“Being homeless is being without – without shelter, without resources, without support, without recognition, without power to influence society. Simple survival becomes a fulltime, humiliating task. People who are homeless often lose their sense of self-worth and their hope for the future. They feel cut-off and alienated from the rest of society.” ELCA social message “Homelessness: A Renewal of Commitment” .
In 2019, LAMPa will work to direct resources toward prevention, rather than merely emergency shelter and crisis health care, encouraging inter-agency cooperation to support individuals and families so that they do not become homeless, and to quickly locate people back into housing instead of temporary shelter. LAMPa will work with congregations addressing homelessness in their communities to eliminate barriers to safe, affordable housing. Access to affordable housing is a primary hurdle for victims of domestic violence seeking to flee an abuser, and homelessness is considered a significant factor in both a child’s academic performance and likelihood that he, she or they will experience sexual abuse.
The National Low Income Housing Coalition (NLIHC) Annual Report, NLIC Annual Report_2020 is a helpful resource comparing rents and wages nationally and in every state, county, and metropolitan area in the U.S.
As Lutherans, we believe that homelessness concerns people, human beings created in God’s image for a life of dignity. According to the ELCA’s social message on homelessness, “Being homeless is being without — without shelter, without resources, without support, without recognition, without power to influence society. Simple survival becomes a fulltime, humiliating task. People who are homeless often lose their sense of self-worth and their hope for the future. They feel cut-off and alienated from the rest of society.” An estimated 16,200 Pennsylvanians are homeless. Approximately 13,000 school-age children experienced the insecurity of homelessness in 2017 in our state. Seniors who could otherwise remain in their homes are often forced into expensive nursing home care for lack of funds to modify their houses.
The lack of affordable housing is a major driver of poverty and hunger in Pennsylvania. It is also a barrier to education and health. The Pennsylvania Housing Affordability and Rehabilitation Enhancement Fund (PHARE) – commonly known as the State Housing Trust Fund is an important way to combat homelessness and ensure the dignity and well-being of citizens through creating new avenues for safe and affordable housing. Established in 2010 with help from LAMPa advocates, PHARE was established by Act 105 of 2010 (the “PHARE Act”) to provide the mechanism by which certain allocated state or federal funds, as well as funds from other outside sources, would be used to assist with the creation, rehabilitation and support of affordable housing throughout the Commonwealth. The PHARE Act did not allocate any funding but did outline specific requirements that include preferences, considerations, match funding options and obligations to utilize a percentage of the funds to assist households below 50% of the median area income.

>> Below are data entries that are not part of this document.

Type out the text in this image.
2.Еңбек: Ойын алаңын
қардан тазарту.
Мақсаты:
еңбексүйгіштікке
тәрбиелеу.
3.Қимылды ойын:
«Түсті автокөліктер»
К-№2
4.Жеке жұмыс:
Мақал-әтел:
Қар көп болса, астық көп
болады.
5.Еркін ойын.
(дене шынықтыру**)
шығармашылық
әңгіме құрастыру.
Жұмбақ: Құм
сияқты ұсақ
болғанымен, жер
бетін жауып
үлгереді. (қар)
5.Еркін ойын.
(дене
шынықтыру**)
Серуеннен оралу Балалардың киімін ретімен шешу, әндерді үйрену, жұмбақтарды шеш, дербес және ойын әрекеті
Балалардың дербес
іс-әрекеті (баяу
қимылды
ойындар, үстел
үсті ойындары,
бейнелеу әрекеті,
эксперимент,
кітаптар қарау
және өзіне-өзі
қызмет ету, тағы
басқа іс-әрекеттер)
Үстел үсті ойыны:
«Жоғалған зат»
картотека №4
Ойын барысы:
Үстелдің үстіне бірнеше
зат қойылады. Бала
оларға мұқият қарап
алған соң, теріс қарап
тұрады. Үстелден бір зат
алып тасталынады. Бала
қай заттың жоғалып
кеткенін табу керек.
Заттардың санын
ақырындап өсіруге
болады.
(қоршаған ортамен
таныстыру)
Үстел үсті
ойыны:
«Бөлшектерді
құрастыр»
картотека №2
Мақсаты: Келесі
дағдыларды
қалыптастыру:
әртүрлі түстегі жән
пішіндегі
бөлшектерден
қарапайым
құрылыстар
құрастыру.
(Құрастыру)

The Marcellus Shale Impact Fee legislation, Act 13 of 2012, specifically allocated certain amounts from the impact fee into the PHARE Fund to address the need for affordable housing in the counties, where producing nonconventional gas wells are located, who have adopted the local impact fee as required in the Act. Act 13 provides an annual allocation of $5 Million into the PHARE Program with the potential for additional revenues when funds remain following eligible disbursements to qualifying municipalities.
In November 2015, HB792 was signed by Governor Wolf as Act 58 of 2015 to provide revenues from the Realty Transfer Tax (RTT) to the Pennsylvania Housing Affordability and Rehabilitation Enhancement Fund (PHARE, Act 105 of 2010). These additional funds will expanded the PHARE program to all 67 counties of the Commonwealth.
Under Act 58 (PHARE/RTT), PHFA received an allocation of funds equal to the lesser of forty percent (40%) of the difference between the total dollar amount of the Realty Transfer Tax imposed under section 1102-C of the Tax Reform Code of 1971 collected for the prior fiscal year and the total amount of RTT estimated for the fiscal year beginning July 1, 2014. The PHARE/RTT fund will be capped at $25 million annually.